In years past, Super Bowl commercials have been remembered as being entertaining and unforgettable. The commercials would stay with the viewer even weeks after the event. This year it appeared that a number of commercials contained a subliminal message about a social or political issue.
There was a multilingual Coca-Cola ad singing “America the Beautiful,” which touched on the national conversation on immigration and diversity. According to The New York Times, (Maheshwari Sapna Feb 5, 2017) there is speculation that the Airbnb ad was intentionally displayed to go against President Trump and his administration. Perhaps the most controversy surrounded the 84 Lumber commercial. The commercial contained a Spanish-speaking mother and daughter confronting a border wall between the United States and Mexico. Fox deemed the commercial “too controversial” and released an edited version. One has to wonder if we had a different president whether commercials would contain themes like these.

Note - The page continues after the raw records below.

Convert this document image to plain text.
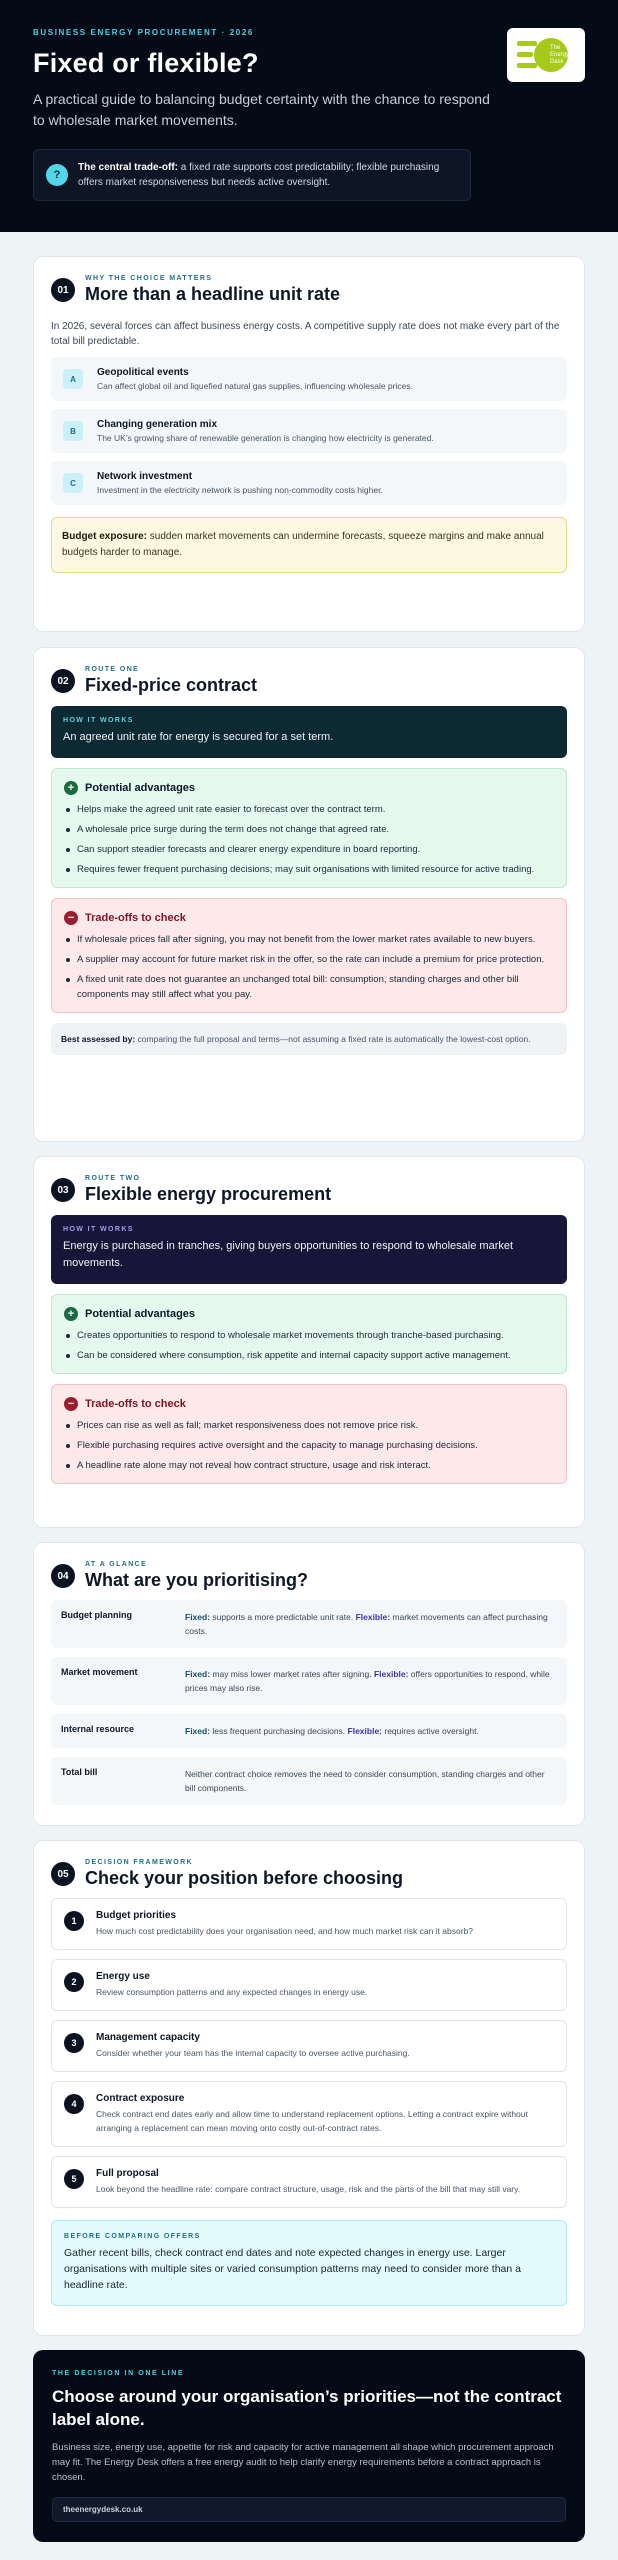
BUSINESS ENERGY PROCUREMENT · 2026
Fixed or flexible?

A practical guide to balancing budget certainty with the chance to respond to wholesale market movements.

?

The central trade-off: a fixed rate supports cost predictability; flexible purchasing offers market responsiveness but needs active oversight.

The
Energy
Desk
01
WHY THE CHOICE MATTERS
More than a headline unit rate

In 2026, several forces can affect business energy costs. A competitive supply rate does not make every part of the total bill predictable.

A
Geopolitical events
Can affect global oil and liquefied natural gas supplies, influencing wholesale prices.
B
Changing generation mix
The UK’s growing share of renewable generation is changing how electricity is generated.
C
Network investment
Investment in the electricity network is pushing non-commodity costs higher.
Budget exposure: sudden market movements can undermine forecasts, squeeze margins and make annual budgets harder to manage.
02
ROUTE ONE
Fixed-price contract
HOW IT WORKS
An agreed unit rate for energy is secured for a set term.
+ Potential advantages
Helps make the agreed unit rate easier to forecast over the contract term.
A wholesale price surge during the term does not change that agreed rate.
Can support steadier forecasts and clearer energy expenditure in board reporting.
Requires fewer frequent purchasing decisions; may suit organisations with limited resource for active trading.
− Trade-offs to check
If wholesale prices fall after signing, you may not benefit from the lower market rates available to new buyers.
A supplier may account for future market risk in the offer, so the rate can include a premium for price protection.
A fixed unit rate does not guarantee an unchanged total bill: consumption, standing charges and other bill components may still affect what you pay.
Best assessed by: comparing the full proposal and terms—not assuming a fixed rate is automatically the lowest-cost option.
03
ROUTE TWO
Flexible energy procurement
HOW IT WORKS
Energy is purchased in tranches, giving buyers opportunities to respond to wholesale market movements.
+ Potential advantages
Creates opportunities to respond to wholesale market movements through tranche-based purchasing.
Can be considered where consumption, risk appetite and internal capacity support active management.
− Trade-offs to check
Prices can rise as well as fall; market responsiveness does not remove price risk.
Flexible purchasing requires active oversight and the capacity to manage purchasing decisions.
A headline rate alone may not reveal how contract structure, usage and risk interact.
04
AT A GLANCE
What are you prioritising?
Budget planning	Fixed: supports a more predictable unit rate. Flexible: market movements can affect purchasing costs.
Market movement	Fixed: may miss lower market rates after signing. Flexible: offers opportunities to respond, while prices may also rise.
Internal resource	Fixed: less frequent purchasing decisions. Flexible: requires active oversight.
Total bill	Neither contract choice removes the need to consider consumption, standing charges and other bill components.
05
DECISION FRAMEWORK
Check your position before choosing
1	Budget priorities
How much cost predictability does your organisation need, and how much market risk can it absorb?
2	Energy use
Review consumption patterns and any expected changes in energy use.
3	Management capacity
Consider whether your team has the internal capacity to oversee active purchasing.
4	Contract exposure
Check contract end dates early and allow time to understand replacement options. Letting a contract expire without arranging a replacement can mean moving onto costly out-of-contract rates.
5	Full proposal
Look beyond the headline rate: compare contract structure, usage, risk and the parts of the bill that may still vary.
BEFORE COMPARING OFFERS
Gather recent bills, check contract end dates and note expected changes in energy use. Larger organisations with multiple sites or varied consumption patterns may need to consider more than a headline rate.
THE DECISION IN ONE LINE
Choose around your organisation’s priorities—not the contract label alone.

Business size, energy use, appetite for risk and capacity for active management all shape which procurement approach may fit. The Energy Desk offers a free energy audit to help clarify energy requirements before a contract approach is chosen.

theenergydesk.co.uk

Media Literacy, a course taught in the communications department at BSU, has opened up a conversation among students, voicing their displeasure with Super Bowl Commercials in
their class discussion. One student stated, “This year’s commercials did not do much for me.” A member of the class also shared that the professor has been much more entertained by Super Bowl commercials from previous years.
Are Super Bowl commercials still must see T.V.? The constant popularity of the NFL and the Super Bowl says yes. Some may not agree with the motives behind the commercials, however, most are going to watch anyway out of habit. The NFL knows this. FOX is aware of this. They want viewers to have an opinion on current national topics whether it is negative or positive. Many of those who participate in watching the Super Bowl commercial know that for some advertisers there is a hidden agenda, but for those who do not see the messages being addressed, welcome to the social media age.